Scientists say much tougher caps are needed to avert catastrophic weather changes.
Developing countries have now come to accept that the developed world has to take time to work out the scope of the emissions cuts it can afford with available technologies.
''They have themselves proposed that this be a first step in the work map,'' said Michael Zammit Cutajar, head of the UN group set up to plot Kyoto's future post-2012.
''I don't think there will be a date on it. It will be a series of steps, on the overall understanding that the deal will be done in time for the parties to ratify before the end of 2012.'' The EU's chief negotiator, Outi Berghall from the current EU president Finland, also saw agreement on next steps: ''We want to establish a work programme and how to proceed. In my understanding it should be possible here because, even in Group 77 (the developing countries), it's understood that we need some analytical work.'' The European Union has accepted cuts to be implemented by 2012, when Kyoto's provisions expire.
Poorer nations had feared any delay in negotiations might pile pressure on them to make binding emissions cuts themselves.
They argue that they cannot take action on climate change until they pull themselves out of poverty.

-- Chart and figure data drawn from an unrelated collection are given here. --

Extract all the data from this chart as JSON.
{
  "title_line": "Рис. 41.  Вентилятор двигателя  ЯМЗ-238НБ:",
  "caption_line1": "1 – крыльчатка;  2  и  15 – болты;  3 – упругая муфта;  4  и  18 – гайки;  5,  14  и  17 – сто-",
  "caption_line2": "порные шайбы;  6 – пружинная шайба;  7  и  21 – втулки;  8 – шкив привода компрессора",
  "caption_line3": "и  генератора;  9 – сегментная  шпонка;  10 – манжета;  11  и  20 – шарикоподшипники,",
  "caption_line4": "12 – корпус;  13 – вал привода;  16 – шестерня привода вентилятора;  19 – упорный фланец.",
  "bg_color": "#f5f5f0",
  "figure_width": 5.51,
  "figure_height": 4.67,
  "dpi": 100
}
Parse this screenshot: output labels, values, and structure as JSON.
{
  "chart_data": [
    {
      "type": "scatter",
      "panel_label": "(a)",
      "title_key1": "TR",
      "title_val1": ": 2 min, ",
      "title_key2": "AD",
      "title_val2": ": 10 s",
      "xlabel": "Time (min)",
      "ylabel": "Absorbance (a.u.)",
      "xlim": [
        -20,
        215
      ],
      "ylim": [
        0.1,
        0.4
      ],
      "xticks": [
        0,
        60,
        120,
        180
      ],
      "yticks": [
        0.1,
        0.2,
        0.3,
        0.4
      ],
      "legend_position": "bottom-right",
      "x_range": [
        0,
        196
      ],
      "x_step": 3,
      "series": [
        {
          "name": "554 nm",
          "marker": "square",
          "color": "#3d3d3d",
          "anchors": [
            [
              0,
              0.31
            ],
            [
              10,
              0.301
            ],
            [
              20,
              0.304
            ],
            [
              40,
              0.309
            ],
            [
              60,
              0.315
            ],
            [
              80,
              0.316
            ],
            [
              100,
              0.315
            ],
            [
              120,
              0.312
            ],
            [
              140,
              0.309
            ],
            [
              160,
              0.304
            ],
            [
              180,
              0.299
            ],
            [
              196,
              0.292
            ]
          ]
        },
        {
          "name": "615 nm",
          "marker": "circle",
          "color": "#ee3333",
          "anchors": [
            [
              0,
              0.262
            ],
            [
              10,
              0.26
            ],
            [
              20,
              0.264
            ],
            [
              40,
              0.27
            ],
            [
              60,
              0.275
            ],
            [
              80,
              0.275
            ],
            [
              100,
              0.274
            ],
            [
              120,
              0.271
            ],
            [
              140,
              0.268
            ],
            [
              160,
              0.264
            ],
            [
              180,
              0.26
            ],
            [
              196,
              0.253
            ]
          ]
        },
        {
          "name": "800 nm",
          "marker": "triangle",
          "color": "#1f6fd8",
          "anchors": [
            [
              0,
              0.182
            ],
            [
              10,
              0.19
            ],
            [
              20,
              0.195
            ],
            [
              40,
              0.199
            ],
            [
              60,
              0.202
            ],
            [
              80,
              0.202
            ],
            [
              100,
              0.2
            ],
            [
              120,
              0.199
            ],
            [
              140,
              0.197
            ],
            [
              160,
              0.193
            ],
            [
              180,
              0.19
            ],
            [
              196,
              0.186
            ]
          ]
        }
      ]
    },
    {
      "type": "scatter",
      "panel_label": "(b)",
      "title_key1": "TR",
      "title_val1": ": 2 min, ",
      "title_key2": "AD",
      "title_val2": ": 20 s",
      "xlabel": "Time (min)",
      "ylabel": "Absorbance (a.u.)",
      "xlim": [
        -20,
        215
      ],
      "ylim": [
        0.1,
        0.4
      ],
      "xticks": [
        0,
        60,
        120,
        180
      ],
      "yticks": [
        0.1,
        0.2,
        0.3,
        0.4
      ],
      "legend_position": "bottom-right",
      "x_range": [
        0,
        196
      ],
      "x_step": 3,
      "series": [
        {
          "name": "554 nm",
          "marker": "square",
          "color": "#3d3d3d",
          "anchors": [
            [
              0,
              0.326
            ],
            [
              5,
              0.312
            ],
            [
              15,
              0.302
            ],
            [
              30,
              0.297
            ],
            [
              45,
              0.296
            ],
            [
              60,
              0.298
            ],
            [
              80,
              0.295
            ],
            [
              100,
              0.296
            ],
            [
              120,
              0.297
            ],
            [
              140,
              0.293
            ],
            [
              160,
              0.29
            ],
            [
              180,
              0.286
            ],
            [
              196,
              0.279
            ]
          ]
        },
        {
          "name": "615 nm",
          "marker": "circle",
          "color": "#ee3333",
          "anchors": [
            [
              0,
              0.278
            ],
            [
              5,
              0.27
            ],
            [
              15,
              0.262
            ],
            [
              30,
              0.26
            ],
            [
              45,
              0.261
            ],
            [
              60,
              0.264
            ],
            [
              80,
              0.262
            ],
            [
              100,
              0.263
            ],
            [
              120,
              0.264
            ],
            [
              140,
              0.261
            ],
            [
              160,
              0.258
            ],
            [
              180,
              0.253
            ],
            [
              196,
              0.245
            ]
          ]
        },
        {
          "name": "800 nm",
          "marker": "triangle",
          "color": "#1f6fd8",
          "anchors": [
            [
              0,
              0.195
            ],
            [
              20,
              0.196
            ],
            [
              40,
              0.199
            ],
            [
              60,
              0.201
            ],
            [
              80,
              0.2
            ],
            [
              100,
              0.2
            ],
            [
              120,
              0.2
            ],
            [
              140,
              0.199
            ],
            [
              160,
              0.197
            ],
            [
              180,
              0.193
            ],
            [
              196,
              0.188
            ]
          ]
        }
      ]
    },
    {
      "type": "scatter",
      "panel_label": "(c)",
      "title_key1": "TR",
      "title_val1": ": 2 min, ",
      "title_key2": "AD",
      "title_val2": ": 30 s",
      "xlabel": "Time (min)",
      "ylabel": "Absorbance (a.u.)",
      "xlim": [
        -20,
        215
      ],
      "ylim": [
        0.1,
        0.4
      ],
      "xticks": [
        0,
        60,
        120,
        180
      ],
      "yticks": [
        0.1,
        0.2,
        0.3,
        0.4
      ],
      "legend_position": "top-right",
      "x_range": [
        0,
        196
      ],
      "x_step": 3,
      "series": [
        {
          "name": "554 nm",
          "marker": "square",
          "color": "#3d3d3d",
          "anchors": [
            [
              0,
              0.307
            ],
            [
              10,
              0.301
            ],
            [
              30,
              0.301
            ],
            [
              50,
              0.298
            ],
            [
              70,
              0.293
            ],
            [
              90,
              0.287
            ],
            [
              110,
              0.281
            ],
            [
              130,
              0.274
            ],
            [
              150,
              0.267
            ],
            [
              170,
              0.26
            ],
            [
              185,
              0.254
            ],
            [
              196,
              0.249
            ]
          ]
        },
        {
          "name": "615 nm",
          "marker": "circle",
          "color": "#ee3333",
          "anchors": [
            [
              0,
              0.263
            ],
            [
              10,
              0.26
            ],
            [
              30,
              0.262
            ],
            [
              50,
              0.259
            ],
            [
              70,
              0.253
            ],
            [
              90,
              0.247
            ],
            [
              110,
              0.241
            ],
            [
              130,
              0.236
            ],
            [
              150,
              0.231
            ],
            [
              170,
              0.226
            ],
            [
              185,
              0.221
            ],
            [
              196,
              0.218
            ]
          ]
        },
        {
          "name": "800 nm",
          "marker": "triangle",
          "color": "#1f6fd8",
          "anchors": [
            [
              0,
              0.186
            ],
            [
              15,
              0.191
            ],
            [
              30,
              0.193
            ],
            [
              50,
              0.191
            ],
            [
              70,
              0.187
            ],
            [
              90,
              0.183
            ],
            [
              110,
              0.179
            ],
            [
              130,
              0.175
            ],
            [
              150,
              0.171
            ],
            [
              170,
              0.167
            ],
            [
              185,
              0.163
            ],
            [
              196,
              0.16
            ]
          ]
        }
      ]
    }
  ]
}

But not all developing countries are in the same position, said Berghall: ''Some of the countries we classify as developing countries have higher GDP per capita than some in the EU, while some are very poor indeed.'' Asked about South Korea, for example, she said: ''We would like them to have a greater role ... even binding commitments. Of course that would be very welcome if they would take it.'' Former World Bank chief economist Nicholas Stern last month injected fresh urgency in the climate change debate, saying failure to act could trigger severe floods and harsh droughts, uproot as many as 200 million people, and cause economic upheaval on the scale of the Depression of the 1930s.